Da Words of My Jesus


A Tale of Two Fathers
Mei 7, 2015, 2:41 am
Filed under: Articles | Tag: , , ,

By Kyle Idleman

Many people view God as an Unreasonable Father with a long list of rules that seem designed to take all the fun out of life. I’ve heard God described as “The Great Cosmit Killjoy” whose boundaries are a fence that imprisons rather than a guardrail that protects.

Some people see God as an Unmerciful Father, angry and borderline abusive and happily distributing punishment. He’s always watching and waiting for you to slip up, and when He catches you, it won’t matter how sorry you are—there will be hell to pay.

Unfortunately, religion uses guilt and shame to reinforce rules and present God as an Unpleasable Father. That’s one of the reasons Jesus wasn’t a fan of religion. Maybe you grew up feeling as though your best was never good enough for God. You brought home a B on your report card, but it should have been an A. Maybe you grew up in a church that perpetuated these beliefs.

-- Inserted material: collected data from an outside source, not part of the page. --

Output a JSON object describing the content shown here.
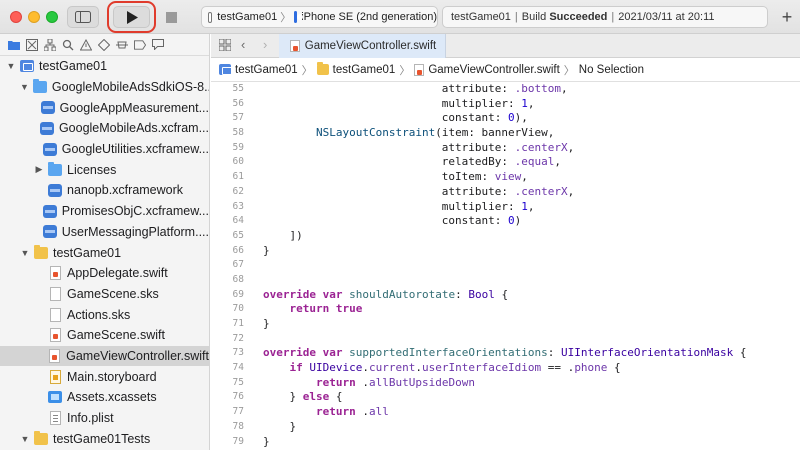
{
  "toolbar": {
    "scheme_project": "testGame01",
    "scheme_device": "iPhone SE (2nd generation)",
    "status_project": "testGame01",
    "status_build_prefix": "Build",
    "status_build_result": "Succeeded",
    "status_timestamp": "2021/03/11 at 20:11",
    "add_label": "+"
  },
  "navigator": {
    "items": [
      {
        "label": "testGame01",
        "indent": 0,
        "disclosure": "▼",
        "icon": "project-icon"
      },
      {
        "label": "GoogleMobileAdsSdkiOS-8...",
        "indent": 1,
        "disclosure": "▼",
        "icon": "folder-blue-icon"
      },
      {
        "label": "GoogleAppMeasurement...",
        "indent": 2,
        "disclosure": "",
        "icon": "framework-icon"
      },
      {
        "label": "GoogleMobileAds.xcfram...",
        "indent": 2,
        "disclosure": "",
        "icon": "framework-icon"
      },
      {
        "label": "GoogleUtilities.xcframew...",
        "indent": 2,
        "disclosure": "",
        "icon": "framework-icon"
      },
      {
        "label": "Licenses",
        "indent": 2,
        "disclosure": "▶",
        "icon": "folder-blue-icon"
      },
      {
        "label": "nanopb.xcframework",
        "indent": 2,
        "disclosure": "",
        "icon": "framework-icon"
      },
      {
        "label": "PromisesObjC.xcframew...",
        "indent": 2,
        "disclosure": "",
        "icon": "framework-icon"
      },
      {
        "label": "UserMessagingPlatform....",
        "indent": 2,
        "disclosure": "",
        "icon": "framework-icon"
      },
      {
        "label": "testGame01",
        "indent": 1,
        "disclosure": "▼",
        "icon": "folder-yellow-icon"
      },
      {
        "label": "AppDelegate.swift",
        "indent": 2,
        "disclosure": "",
        "icon": "swift-file-icon"
      },
      {
        "label": "GameScene.sks",
        "indent": 2,
        "disclosure": "",
        "icon": "document-icon"
      },
      {
        "label": "Actions.sks",
        "indent": 2,
        "disclosure": "",
        "icon": "document-icon"
      },
      {
        "label": "GameScene.swift",
        "indent": 2,
        "disclosure": "",
        "icon": "swift-file-icon"
      },
      {
        "label": "GameViewController.swift",
        "indent": 2,
        "disclosure": "",
        "icon": "swift-file-icon",
        "selected": true
      },
      {
        "label": "Main.storyboard",
        "indent": 2,
        "disclosure": "",
        "icon": "storyboard-icon"
      },
      {
        "label": "Assets.xcassets",
        "indent": 2,
        "disclosure": "",
        "icon": "assets-icon"
      },
      {
        "label": "Info.plist",
        "indent": 2,
        "disclosure": "",
        "icon": "plist-icon"
      },
      {
        "label": "testGame01Tests",
        "indent": 1,
        "disclosure": "▼",
        "icon": "folder-yellow-icon"
      }
    ]
  },
  "editor": {
    "tab_label": "GameViewController.swift",
    "back_glyph": "‹",
    "forward_glyph": "›",
    "jumpbar": {
      "project": "testGame01",
      "group": "testGame01",
      "file": "GameViewController.swift",
      "selection": "No Selection"
    },
    "lines": [
      {
        "n": "55",
        "html": "                           attribute: <span class=\"pr\">.bottom</span>,"
      },
      {
        "n": "56",
        "html": "                           multiplier: <span class=\"nm\">1</span>,"
      },
      {
        "n": "57",
        "html": "                           constant: <span class=\"nm\">0</span>),"
      },
      {
        "n": "58",
        "html": "        <span class=\"ty\">NSLayoutConstraint</span>(item: bannerView,"
      },
      {
        "n": "59",
        "html": "                           attribute: <span class=\"pr\">.centerX</span>,"
      },
      {
        "n": "60",
        "html": "                           relatedBy: <span class=\"pr\">.equal</span>,"
      },
      {
        "n": "61",
        "html": "                           toItem: <span class=\"pr\">view</span>,"
      },
      {
        "n": "62",
        "html": "                           attribute: <span class=\"pr\">.centerX</span>,"
      },
      {
        "n": "63",
        "html": "                           multiplier: <span class=\"nm\">1</span>,"
      },
      {
        "n": "64",
        "html": "                           constant: <span class=\"nm\">0</span>)"
      },
      {
        "n": "65",
        "html": "    ])"
      },
      {
        "n": "66",
        "html": "}"
      },
      {
        "n": "67",
        "html": ""
      },
      {
        "n": "68",
        "html": ""
      },
      {
        "n": "69",
        "html": "<span class=\"kw\">override</span> <span class=\"kw\">var</span> <span class=\"fn\">shouldAutorotate</span>: <span class=\"tp\">Bool</span> {"
      },
      {
        "n": "70",
        "html": "    <span class=\"kw\">return</span> <span class=\"kw\">true</span>"
      },
      {
        "n": "71",
        "html": "}"
      },
      {
        "n": "72",
        "html": ""
      },
      {
        "n": "73",
        "html": "<span class=\"kw\">override</span> <span class=\"kw\">var</span> <span class=\"fn\">supportedInterfaceOrientations</span>: <span class=\"tp\">UIInterfaceOrientationMask</span> {"
      },
      {
        "n": "74",
        "html": "    <span class=\"kw\">if</span> <span class=\"tp\">UIDevice</span>.<span class=\"pr\">current</span>.<span class=\"pr\">userInterfaceIdiom</span> == .<span class=\"pr\">phone</span> {"
      },
      {
        "n": "75",
        "html": "        <span class=\"kw\">return</span> .<span class=\"pr\">allButUpsideDown</span>"
      },
      {
        "n": "76",
        "html": "    } <span class=\"kw\">else</span> {"
      },
      {
        "n": "77",
        "html": "        <span class=\"kw\">return</span> .<span class=\"pr\">all</span>"
      },
      {
        "n": "78",
        "html": "    }"
      },
      {
        "n": "79",
        "html": "}"
      }
    ]
  },
  "icons": {
    "run": "play-icon",
    "stop": "stop-icon",
    "sidebar": "sidebar-toggle-icon",
    "grid": "grid-icon"
  },
  "colors": {
    "run_highlight": "#e03b2c",
    "selected_row": "#d4d4d4",
    "keyword": "#9b2393",
    "active_tab": "#dde9f8"
  }
}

Some people see God as an Uncaring Father who wasn’t there for them when they needed Him most. Their relationship with God can be summed up like this: “If He doesn’t care about me, then I don’t care about Him.”

Maybe you’ve adopted this view of God because your earthly father was distant or absent.

However, in truth God is a heavenly Father who is reasonable, pleasable, merciful, and caring. His love extends beyond the boundaries of our comprehension. His efforts to reach and heal and know us broke the cosmic law of life and death and changed the reality of the very universe for all eternity past, present, and future.

Our perceptions from life on this earth can get in the way or cloud our vision. But refocusing on our heavenly Father realigns our perspective. God’s Word reminds us that He takes delight in us (Ps. 149:4), rejoices over us (Zeph. 3:17), hears and heals us (Ps. 30:2), and loves us lavishly as His children (1 John 3:1).

Even if we’ve turned our backs and walked away from God, He is a loving, merciful, gracious, and caring Father. Who wants to do more than just help us—He wants to save us. And His perfect love is more than able to do so.